In every single phase, I have worked on connecting with my body. It’s not been in a linear process, but it has paid off. Where my younger self couldn’t sit with herself in adoration, now I can do that and more. Now it’s my body that I think of lovingly. I think of my body before I think of others, of comparison. I can tell myself I love myself in the mirror, without laughing or feeling uncomfortable. My touch is now enough, where before it wasn’t.
I’ve realised with the length of the journey that the programming was so deep, that it took at least 5 years of exploration to feel fully unshackled. While unlike some, I orgasmed by my own hand after penetrative orgasm. I have bridged that gap now and I am now someone who can proudly own her own pleasure. By myself, with someone else or with several people in the room.

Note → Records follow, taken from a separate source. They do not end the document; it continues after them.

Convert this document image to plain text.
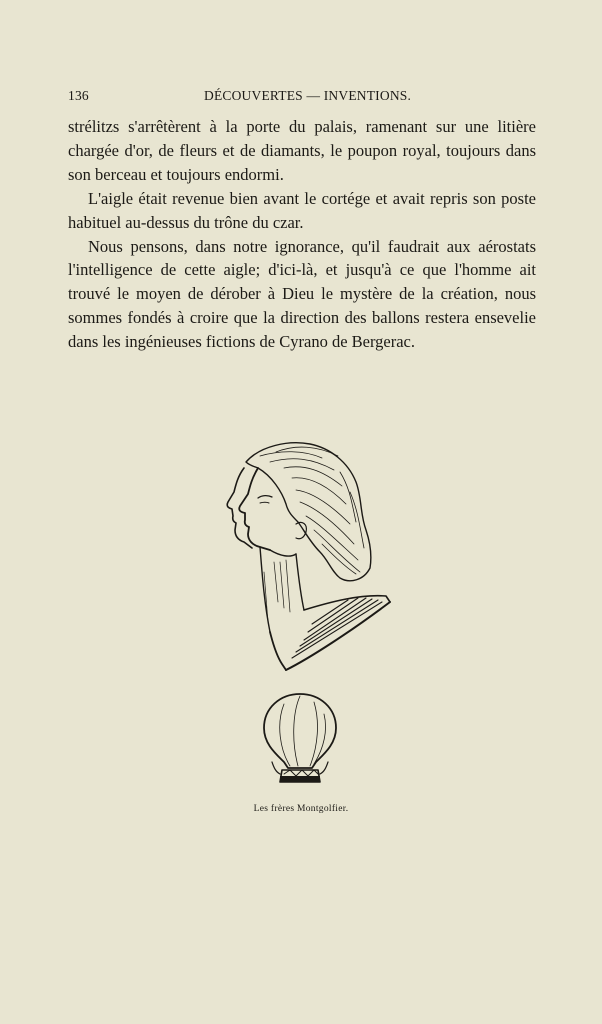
136	DÉCOUVERTES — INVENTIONS.

strélitzs s'arrêtèrent à la porte du palais, ramenant sur une litière chargée d'or, de fleurs et de diamants, le poupon royal, toujours dans son berceau et toujours endormi.

L'aigle était revenue bien avant le cortége et avait repris son poste habituel au-dessus du trône du czar.

Nous pensons, dans notre ignorance, qu'il faudrait aux aérostats l'intelligence de cette aigle; d'ici-là, et jusqu'à ce que l'homme ait trouvé le moyen de dérober à Dieu le mystère de la création, nous sommes fondés à croire que la direction des ballons restera ensevelie dans les ingénieuses fictions de Cyrano de Bergerac.

Les frères Montgolfier.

Reclaiming pleasure as a woman, especially a woman of colour is your birthright. It is when you feel free in your body that you can truly become unruly and untethered. Free, if you will. You can manifest your own desires with greater ease. Your womb whispers it’s naughty little secrets, including new creative projects when you are nursing it. You nurse your womb through movement, through healthy sex, through loving your body one cell at a time.
To truly feel powerful as a woman, you need to blast through the walls of shame. Shame serves no one but the ‘Big Brother’ figure implanted in your head by society. You will find as you explore and expand your horizons, your body begins to speak clearly as though the line was previously static. Let your ancestral erotic power be channelled into building a life of lush abundance. For you, and every woman after you.